Never mind whether the universe is "fine tuned" for anything in particular,just the idea that there is a nested hierarchy seems incredibly constraining on the outcome, and anything but accidental.
-
-1 This is a collection of meaningless phrases. – Georg Jan 22 '11 at 15:03
-
somebody does not like Barrow & Tipler (anthropic cosmological principle). I think they have excellent reputations in the Physics community. Technology review raised it, Bee's blog raised it. Evidently somebody thinks it is not so meaningless – Joel Rice Jan 22 '11 at 17:02
2 Answers
You have to define exactly what you mean by 'nested hierarchy', but I suppose you deliberately pose your question in loose terms, and just wonder about systems that can be meaningfully described in markedly different ways at a hierarchy of levels.
Let's take a simple system as example: Conway's 'Game Of Life' (GoL). We all know this simple binary callular automaton and its local update rule. A hierarchy of structures is known to develop in GoL: gliders get produced in glider guns, these gliders move and interact, etc. Yet, the occurrence of such structures was not build into GoL. Someone just tried out some simple rules. It was only later when people started to simulate this system in more depth that a 'hierarchy of structures' was discovered.
You might argue whether 'fine tuning' was applied by John Conway when he constructed this model, but in any case it appears that cellular automata with similar complex behaviors result for a wide range of cellular automata rules. So my answer is 'no'. It is entirely possible that a 'hierarchical system' is emergent from 'accidental rules'.

- 19,015
your assumption is right at the naive level: the hierarchy seen in the objects' being composite at many levels implies that there have to be many different scales, and these many scales imply the natural existence of parameters of Nature that differ by many orders of magnitude.

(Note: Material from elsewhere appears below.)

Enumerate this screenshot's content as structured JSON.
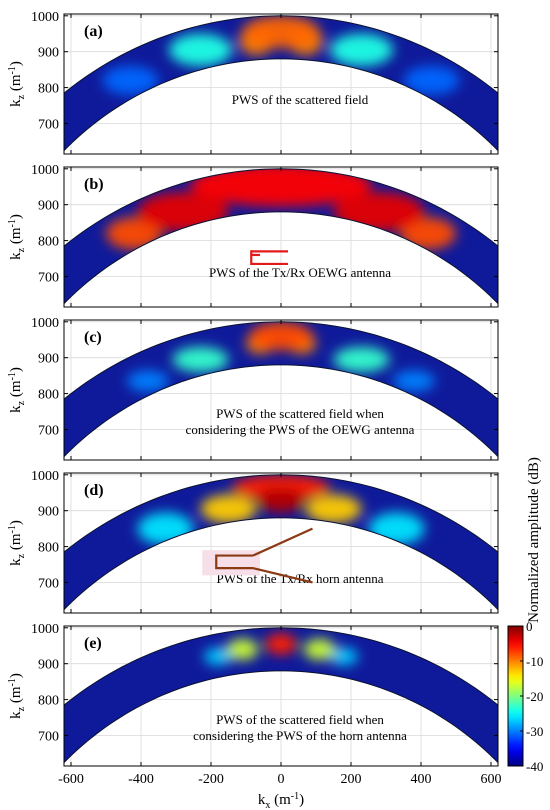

If all the parameters were random, you wouldn't expect a hierarchy - at least not one that has many layers - because most of the parameters would be of the same order.
In some sense, this is a more general statement than the hierarchy problem.
However, just because some parameters are different by several orders of magnitude - e.g. the size of the atom and the size of its nucleus - it doesn't mean that there exists no non-fine-tuned theory that actually explains these hierarchies. So we know many parameters in Nature that are vastly different than their friends - and able to create hierarchies - but they don't require any unnatural fine-tuning.
In particular, the emergence of molecules (and cells) as bound states of many atoms is inevitable. One can show that it is energetically favored for many atoms to create various larger molecules, so they will inevitably do so. The emergence of life is of course much more complex and miraculous but there exists no evidence that life requires anything else than the laws of physics we know to be valid for atoms.
You need to go inside atoms to see things that require new components of the physical explanation. You find nuclei and quarks inside them. And you may go to the very Planck scale - 19 orders of magnitude shorter than the size of the nuclei. That's where the "matryoshka setup" has to end because the geometry itself as we know it becomes inapplicable.
However, various big ratios are understood.
For example, the nucleus is much larger than the Planck scale, as I have just said. Although the difference is 19 orders of magnitude, one doesn't really need any excessive fine-tuning. It's because the strong interactions' "fine-structure constant" inevitably takes a value near the Planck scale which is of order one - something like $1/24$. However, it's running and getting stronger at longer distances - proportionally to the logarithm of the distance scale. Because the running is (naturally, calculably, and demonstrably) logarithmic, you need to go to exponentially longer distances than the Planck scale - namely the size of the proton - and that's where the force starts to confine the quarks. This is therefore the size of the protons that emerge out of these interacting quarks.
Other hierarchies - such as one between the Higgs mass and the Planck scale - are not understood in the same way at the present moment, or at least it hasn't quite been established which of the candidate explanations we possess is the right one (although all people "in the know" know that it's almost certainly supersymmetry haha). It's likely that a well-defined answer will be found in the future - for this hierarchy or any other hierarchy. However, even today, we already know enough to say that your general statement that "any hierarchical architecture of matter requires fine-tuning" is not correct, however attractive such an assertion could be for various emotional reasons.